Pour conclure, je formulerai une question : est-il encore permis, en France, de parler d'aménagement du territoire ?

M. Bruno Bourg-Broc. - Pour illustrer ce propos, retenons l'exemple de la maison d'arrêt : sa fermeture signifie, à terme, celle du tribunal et de la brigade de gendarmerie.

M. Dominique de Legge, rapporteur. - Au fond, l'addition de politiques sectorielles, menées au nom de la RGPP, se traduit par d'importants dégâts collatéraux sur l'aménagement du territoire. Monsieur Bourg-Broc, pouvez-vous nous en dire plus sur votre expérience de gestionnaire d'une commune. La RGPP a-t-elle modifié vos relations avec les services de l'État ? Les usagers retrouvent-ils leurs petits dans les démarches administratives quotidiennes ?

M. Bruno Bourg-Broc. - Les villes moyennes ont été très touchées par la fermeture des tribunaux, des prisons, des casernes et des succursales de la Banque de France. La réorganisation des services déconcentrés de l'État, que j'ai négociée avec le préfet, a été plutôt favorable à Châlons-en-Champagne parce que la ville est chef-lieu de la région : quelque 150 emplois ont été supprimés au niveau départemental, la ville en a gagné entre dix et quinze. En revanche, Chaumont, Troyes et Charleville-Mézières ont perdu des emplois. Dans le principe, je suis favorable aux mutualisations et aux économies de moyens.

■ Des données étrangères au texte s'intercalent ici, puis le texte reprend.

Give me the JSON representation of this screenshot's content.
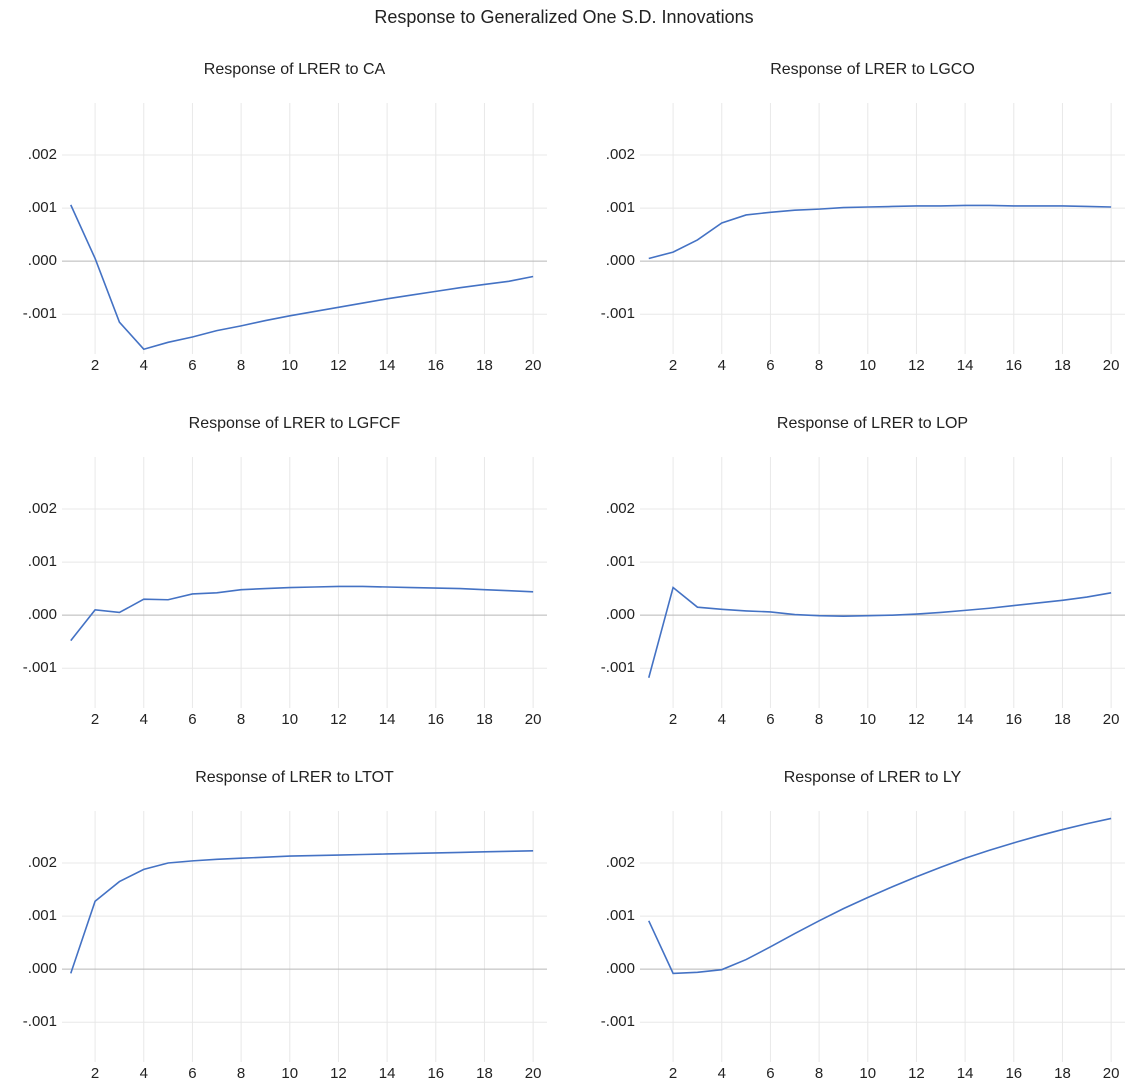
{
  "title": "Response to Generalized One S.D. Innovations",
  "chart_data": [
    {
      "type": "line",
      "title": "Response of LRER to CA",
      "color": "#4472c4",
      "grid": true,
      "x": [
        1,
        2,
        3,
        4,
        5,
        6,
        7,
        8,
        9,
        10,
        11,
        12,
        13,
        14,
        15,
        16,
        17,
        18,
        19,
        20
      ],
      "values": [
        0.00106,
        5e-05,
        -0.00115,
        -0.00166,
        -0.00153,
        -0.00143,
        -0.00131,
        -0.00122,
        -0.00112,
        -0.00103,
        -0.00095,
        -0.00087,
        -0.00079,
        -0.00071,
        -0.00064,
        -0.00057,
        -0.0005,
        -0.00044,
        -0.00038,
        -0.00029
      ],
      "xlim": [
        0.64,
        20.57
      ],
      "xticks": [
        2,
        4,
        6,
        8,
        10,
        12,
        14,
        16,
        18,
        20
      ],
      "ylim": [
        -0.00175,
        0.00298
      ],
      "yticks": [
        {
          "value": 0.002,
          "label": ".002"
        },
        {
          "value": 0.001,
          "label": ".001"
        },
        {
          "value": 0,
          "label": ".000"
        },
        {
          "value": -0.001,
          "label": "-.001"
        }
      ]
    },
    {
      "type": "line",
      "title": "Response of LRER to LGCO",
      "color": "#4472c4",
      "grid": true,
      "x": [
        1,
        2,
        3,
        4,
        5,
        6,
        7,
        8,
        9,
        10,
        11,
        12,
        13,
        14,
        15,
        16,
        17,
        18,
        19,
        20
      ],
      "values": [
        5e-05,
        0.00017,
        0.0004,
        0.00072,
        0.00087,
        0.00092,
        0.00096,
        0.00098,
        0.00101,
        0.00102,
        0.00103,
        0.00104,
        0.00104,
        0.00105,
        0.00105,
        0.00104,
        0.00104,
        0.00104,
        0.00103,
        0.00102
      ],
      "xlim": [
        0.64,
        20.57
      ],
      "xticks": [
        2,
        4,
        6,
        8,
        10,
        12,
        14,
        16,
        18,
        20
      ],
      "ylim": [
        -0.00175,
        0.00298
      ],
      "yticks": [
        {
          "value": 0.002,
          "label": ".002"
        },
        {
          "value": 0.001,
          "label": ".001"
        },
        {
          "value": 0,
          "label": ".000"
        },
        {
          "value": -0.001,
          "label": "-.001"
        }
      ]
    },
    {
      "type": "line",
      "title": "Response of LRER to LGFCF",
      "color": "#4472c4",
      "grid": true,
      "x": [
        1,
        2,
        3,
        4,
        5,
        6,
        7,
        8,
        9,
        10,
        11,
        12,
        13,
        14,
        15,
        16,
        17,
        18,
        19,
        20
      ],
      "values": [
        -0.00048,
        0.0001,
        5e-05,
        0.0003,
        0.00029,
        0.0004,
        0.00042,
        0.00048,
        0.0005,
        0.00052,
        0.00053,
        0.00054,
        0.00054,
        0.00053,
        0.00052,
        0.00051,
        0.0005,
        0.00048,
        0.00046,
        0.00044
      ],
      "xlim": [
        0.64,
        20.57
      ],
      "xticks": [
        2,
        4,
        6,
        8,
        10,
        12,
        14,
        16,
        18,
        20
      ],
      "ylim": [
        -0.00175,
        0.00298
      ],
      "yticks": [
        {
          "value": 0.002,
          "label": ".002"
        },
        {
          "value": 0.001,
          "label": ".001"
        },
        {
          "value": 0,
          "label": ".000"
        },
        {
          "value": -0.001,
          "label": "-.001"
        }
      ]
    },
    {
      "type": "line",
      "title": "Response of LRER to LOP",
      "color": "#4472c4",
      "grid": true,
      "x": [
        1,
        2,
        3,
        4,
        5,
        6,
        7,
        8,
        9,
        10,
        11,
        12,
        13,
        14,
        15,
        16,
        17,
        18,
        19,
        20
      ],
      "values": [
        -0.00118,
        0.00052,
        0.00015,
        0.00011,
        8e-05,
        6e-05,
        1e-05,
        -1e-05,
        -2e-05,
        -1e-05,
        0.0,
        2e-05,
        5e-05,
        9e-05,
        0.00013,
        0.00018,
        0.00023,
        0.00028,
        0.00034,
        0.00042
      ],
      "xlim": [
        0.64,
        20.57
      ],
      "xticks": [
        2,
        4,
        6,
        8,
        10,
        12,
        14,
        16,
        18,
        20
      ],
      "ylim": [
        -0.00175,
        0.00298
      ],
      "yticks": [
        {
          "value": 0.002,
          "label": ".002"
        },
        {
          "value": 0.001,
          "label": ".001"
        },
        {
          "value": 0,
          "label": ".000"
        },
        {
          "value": -0.001,
          "label": "-.001"
        }
      ]
    },
    {
      "type": "line",
      "title": "Response of LRER to LTOT",
      "color": "#4472c4",
      "grid": true,
      "x": [
        1,
        2,
        3,
        4,
        5,
        6,
        7,
        8,
        9,
        10,
        11,
        12,
        13,
        14,
        15,
        16,
        17,
        18,
        19,
        20
      ],
      "values": [
        -8e-05,
        0.00128,
        0.00165,
        0.00188,
        0.002,
        0.00204,
        0.00207,
        0.00209,
        0.00211,
        0.00213,
        0.00214,
        0.00215,
        0.00216,
        0.00217,
        0.00218,
        0.00219,
        0.0022,
        0.00221,
        0.00222,
        0.00223
      ],
      "xlim": [
        0.64,
        20.57
      ],
      "xticks": [
        2,
        4,
        6,
        8,
        10,
        12,
        14,
        16,
        18,
        20
      ],
      "ylim": [
        -0.00175,
        0.00298
      ],
      "yticks": [
        {
          "value": 0.002,
          "label": ".002"
        },
        {
          "value": 0.001,
          "label": ".001"
        },
        {
          "value": 0,
          "label": ".000"
        },
        {
          "value": -0.001,
          "label": "-.001"
        }
      ]
    },
    {
      "type": "line",
      "title": "Response of LRER to LY",
      "color": "#4472c4",
      "grid": true,
      "x": [
        1,
        2,
        3,
        4,
        5,
        6,
        7,
        8,
        9,
        10,
        11,
        12,
        13,
        14,
        15,
        16,
        17,
        18,
        19,
        20
      ],
      "values": [
        0.00091,
        -8e-05,
        -6e-05,
        -1e-05,
        0.00018,
        0.00042,
        0.00067,
        0.00091,
        0.00114,
        0.00135,
        0.00155,
        0.00174,
        0.00192,
        0.00209,
        0.00224,
        0.00238,
        0.00251,
        0.00263,
        0.00274,
        0.00284
      ],
      "xlim": [
        0.64,
        20.57
      ],
      "xticks": [
        2,
        4,
        6,
        8,
        10,
        12,
        14,
        16,
        18,
        20
      ],
      "ylim": [
        -0.00175,
        0.00298
      ],
      "yticks": [
        {
          "value": 0.002,
          "label": ".002"
        },
        {
          "value": 0.001,
          "label": ".001"
        },
        {
          "value": 0,
          "label": ".000"
        },
        {
          "value": -0.001,
          "label": "-.001"
        }
      ]
    }
  ]
}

Voyons maintenant comment cela fonctionne dans la pratique ; pour l'heure, les nouvelles directions n'existent que sur le papier. Et, malgré un important effort de pédagogie de l'État, nous ne savons pas encore très bien à quel service nous adresser. Un temps d'adaptation est nécessaire. Évaluer maintenant l'efficacité de la RGPP me paraît prématuré.

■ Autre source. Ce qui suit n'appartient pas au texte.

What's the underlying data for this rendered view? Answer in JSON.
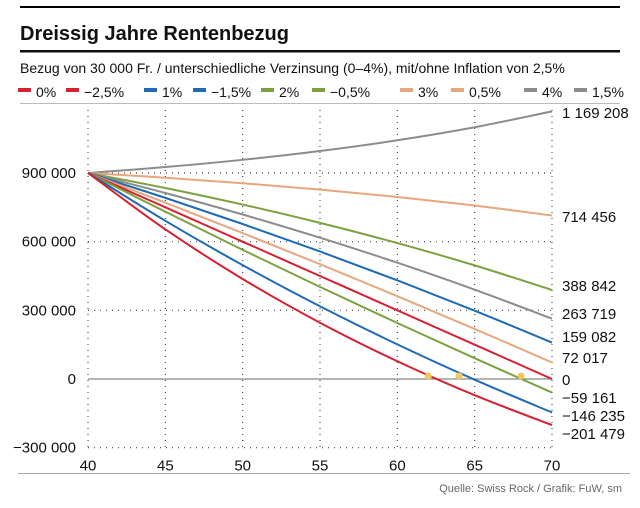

M. François Patriat, président. - Peut-être pas pour les petites villes ! En Bourgogne, Joigny a perdu 500 militaires, son hôpital et son tribunal. D'après le maire, cela correspond à 15% de la ville ; l'État lui verse 3 millions en contrepartie. Pour ces communes, la RGPP a des effets bien réels. Pour nous, l'essentiel est de comprendre quels sont les effets de la RGPP sur les moyens et la population des communes.

Mme Catherine Deroche. - Les auditions montrent que l'impact de la RGPP est très différent selon les départements et les villes moyennes. Votre fédération a-t-elle réalisé des études d'impact ?

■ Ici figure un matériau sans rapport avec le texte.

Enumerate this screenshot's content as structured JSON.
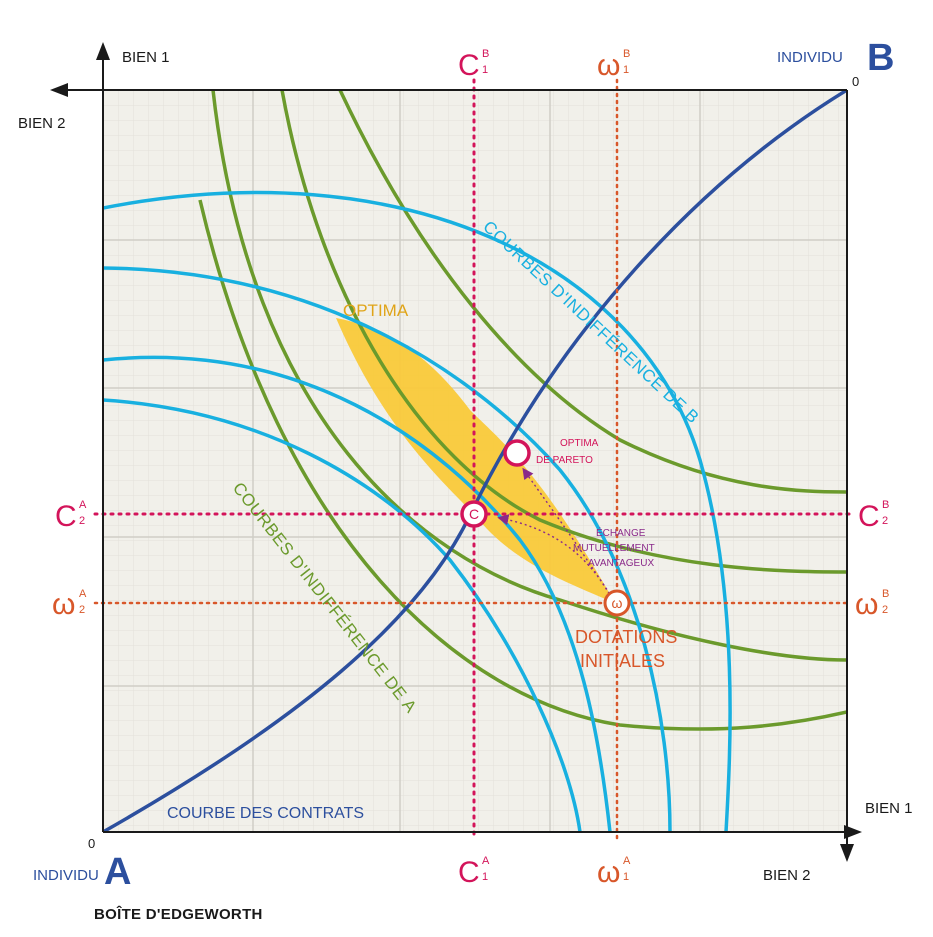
{
  "title": "BOÎTE D'EDGEWORTH",
  "individual_a": {
    "prefix": "INDIVIDU",
    "letter": "A",
    "origin": "0"
  },
  "individual_b": {
    "prefix": "INDIVIDU",
    "letter": "B",
    "origin": "0"
  },
  "axes": {
    "a_horizontal": "BIEN 1",
    "a_vertical": "BIEN 2",
    "b_horizontal": "BIEN 1",
    "b_vertical": "BIEN 2"
  },
  "markers": {
    "c1b": {
      "main": "C",
      "sup": "B",
      "sub": "1"
    },
    "w1b": {
      "main": "ω",
      "sup": "B",
      "sub": "1"
    },
    "c1a": {
      "main": "C",
      "sup": "A",
      "sub": "1"
    },
    "w1a": {
      "main": "ω",
      "sup": "A",
      "sub": "1"
    },
    "c2a": {
      "main": "C",
      "sup": "A",
      "sub": "2"
    },
    "w2a": {
      "main": "ω",
      "sup": "A",
      "sub": "2"
    },
    "c2b": {
      "main": "C",
      "sup": "B",
      "sub": "2"
    },
    "w2b": {
      "main": "ω",
      "sup": "B",
      "sub": "2"
    }
  },
  "labels": {
    "indiff_b": "COURBES D'INDIFFÉRENCE DE B",
    "indiff_a": "COURBES D'INDIFFÉRENCE DE A",
    "optima": "OPTIMA",
    "pareto_line1": "OPTIMA",
    "pareto_line2": "DE PARETO",
    "exchange_line1": "ÉCHANGE",
    "exchange_line2": "MUTUELLEMENT",
    "exchange_line3": "AVANTAGEUX",
    "endow_line1": "DOTATIONS",
    "endow_line2": "INITIALES",
    "contract_curve": "COURBE DES CONTRATS",
    "point_c": "C",
    "point_w": "ω"
  },
  "colors": {
    "indiff_b": "#18b0e0",
    "indiff_a": "#6b9a2c",
    "contract_curve": "#2c4f9e",
    "optima_fill": "#f9c93a",
    "c_lines": "#d3145a",
    "w_lines": "#d8572a",
    "grid_bg": "#f1f0ea"
  }
}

M. Gérard Miquel. - Châlons-en-Champagne, parce qu'elle est chef-lieu de région, a récupéré des cadres d'État. Dans la région PACA, vaste par son territoire, la réorganisation des services de l'État s'est-elle également traduite par un départ des services publics de Digne-les-Bains pour le chef-lieu de région ? Ne pensez-vous pas que la dimension territoriale doit être prise en compte dans ces opérations ? De fait, les régions sont diverses : en Alsace, qui compte seulement deux départements, le ressenti n'est certainement pas le même.

M. Jean-Luc Fichet. - Entre une collectivité menacée d'embonpoint (M. Bourg-Broc nuance cette affirmation.) et une autre soumise à une sévère cure d'amaigrissement, quelle est la ligne de partage ? J'aimerais en savoir plus sur l'effet de filière, « l'effet domino » entre emplois publics et privés.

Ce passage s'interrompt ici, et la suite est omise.